I am experimenting with something called "bond percolation theory" Effectively you have some n by n lattice grid and then (randomly) with some probability p you keep or delete an edge. Here is an example: yo

Here is my code:
enter image description here


I have 2 questions for this fantastic community:

  1. How do I get the grid I inserted to appear on all the integer values, so far it is only displaying on multiples of 5. (the thin grey lines)
  2. I wish to have an algorithm that provides something called the "longest cluster" A cluster is a connected graph of edges (thick black lines) for example in the top left corner we have a cluster of 6 (upside down f shape) , a cluster of 2 (the little arrow head), a cluster of 4 (the square) and a cluster of 3 (the backwards upside L) The longest cluster is simply the longest one.

Any help is very appreciated. If I have posed this question badly please let me know or if any clarification is needed.

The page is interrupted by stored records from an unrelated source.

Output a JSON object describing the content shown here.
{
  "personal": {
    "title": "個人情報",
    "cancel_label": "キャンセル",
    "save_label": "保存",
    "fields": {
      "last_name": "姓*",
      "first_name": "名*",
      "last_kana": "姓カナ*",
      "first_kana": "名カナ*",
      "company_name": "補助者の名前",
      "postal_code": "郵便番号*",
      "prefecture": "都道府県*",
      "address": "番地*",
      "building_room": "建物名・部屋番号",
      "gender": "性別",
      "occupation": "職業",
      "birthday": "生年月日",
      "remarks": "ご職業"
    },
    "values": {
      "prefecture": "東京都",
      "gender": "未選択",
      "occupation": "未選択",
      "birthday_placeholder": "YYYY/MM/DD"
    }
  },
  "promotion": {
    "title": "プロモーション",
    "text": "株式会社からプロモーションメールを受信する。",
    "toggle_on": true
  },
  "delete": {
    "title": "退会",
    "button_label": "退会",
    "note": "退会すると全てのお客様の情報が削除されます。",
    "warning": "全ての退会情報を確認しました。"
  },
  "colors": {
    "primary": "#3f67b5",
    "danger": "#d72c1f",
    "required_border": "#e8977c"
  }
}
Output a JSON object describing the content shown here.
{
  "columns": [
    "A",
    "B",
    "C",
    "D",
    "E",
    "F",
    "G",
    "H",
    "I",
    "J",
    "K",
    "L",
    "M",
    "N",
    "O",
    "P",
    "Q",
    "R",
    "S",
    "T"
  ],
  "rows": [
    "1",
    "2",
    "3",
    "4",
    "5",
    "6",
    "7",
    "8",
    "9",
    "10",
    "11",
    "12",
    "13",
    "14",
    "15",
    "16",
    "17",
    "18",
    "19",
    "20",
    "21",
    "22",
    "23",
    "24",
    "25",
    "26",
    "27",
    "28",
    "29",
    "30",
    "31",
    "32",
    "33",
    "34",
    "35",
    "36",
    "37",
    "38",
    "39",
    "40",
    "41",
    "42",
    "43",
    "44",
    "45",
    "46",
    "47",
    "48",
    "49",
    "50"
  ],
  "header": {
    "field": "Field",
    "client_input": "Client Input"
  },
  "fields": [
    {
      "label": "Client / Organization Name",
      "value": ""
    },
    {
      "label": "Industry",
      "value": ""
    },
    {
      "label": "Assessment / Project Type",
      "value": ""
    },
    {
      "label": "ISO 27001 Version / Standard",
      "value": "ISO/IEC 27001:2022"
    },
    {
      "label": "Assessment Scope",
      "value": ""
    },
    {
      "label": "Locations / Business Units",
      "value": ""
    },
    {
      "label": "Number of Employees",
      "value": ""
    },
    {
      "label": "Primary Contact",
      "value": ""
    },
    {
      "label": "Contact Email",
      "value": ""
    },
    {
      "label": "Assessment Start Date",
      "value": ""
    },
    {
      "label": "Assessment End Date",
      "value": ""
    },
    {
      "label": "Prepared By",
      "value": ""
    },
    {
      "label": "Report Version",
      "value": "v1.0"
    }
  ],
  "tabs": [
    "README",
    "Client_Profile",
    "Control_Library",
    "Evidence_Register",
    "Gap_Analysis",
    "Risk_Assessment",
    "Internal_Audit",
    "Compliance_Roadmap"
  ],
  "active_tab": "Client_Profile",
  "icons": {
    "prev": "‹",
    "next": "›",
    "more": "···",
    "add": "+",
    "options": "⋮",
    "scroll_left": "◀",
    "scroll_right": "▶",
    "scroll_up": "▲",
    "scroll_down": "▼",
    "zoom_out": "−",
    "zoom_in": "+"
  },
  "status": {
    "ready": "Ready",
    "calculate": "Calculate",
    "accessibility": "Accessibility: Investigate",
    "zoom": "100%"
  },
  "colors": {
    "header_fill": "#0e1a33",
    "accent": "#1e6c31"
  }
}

def graph_contruction(n,p):
for i in range(0,n):
    for t in range(0,n):
        if coin(p):
            plt.hlines(i,t,t+1)
        if coin(p):
            plt.vlines(i,t,t+1)
plt.title('A '+str(n)+ ' by ' +str(n) + ' grid with probability ' +str(p))
plt.show()

Solution

  • To give you some construct of how to think about problem 2):

    Step 1) Build a function that checks each point's associated points and returns a set of those points. Which for (0,0) would be nothing. But for (0,1) this function would return {(0,1), (1,0), (1,1), (2,0)} - a.k.a a set of associated points with the pivot point (0,1) also in it.

    Step 2) Once you have built the function in step one, iterate through all of your points to get a set of associated points for each point.

    Step 3) Now you can join sets if they have a common point in them. See below:

    set_1 = {(1,0), (1,1), (2,0)}
    
    set_2 = {(1,2), (1,1), (2,1), (1,0)}
    
    if any(x in set_1 for x in set_2):
        set_1.update(set_2) 
    

    So I've just tried to frame your thinking rather than to give you the exact code. You will probably want to use comprehension to keep the set comparisons pythonic.

    If you are really struggling I can find my code where I implemented something similar. I have looked for it today but couldn't find it. It will solve this problem if you have truly given up, but it is a fun challenge so give it a go.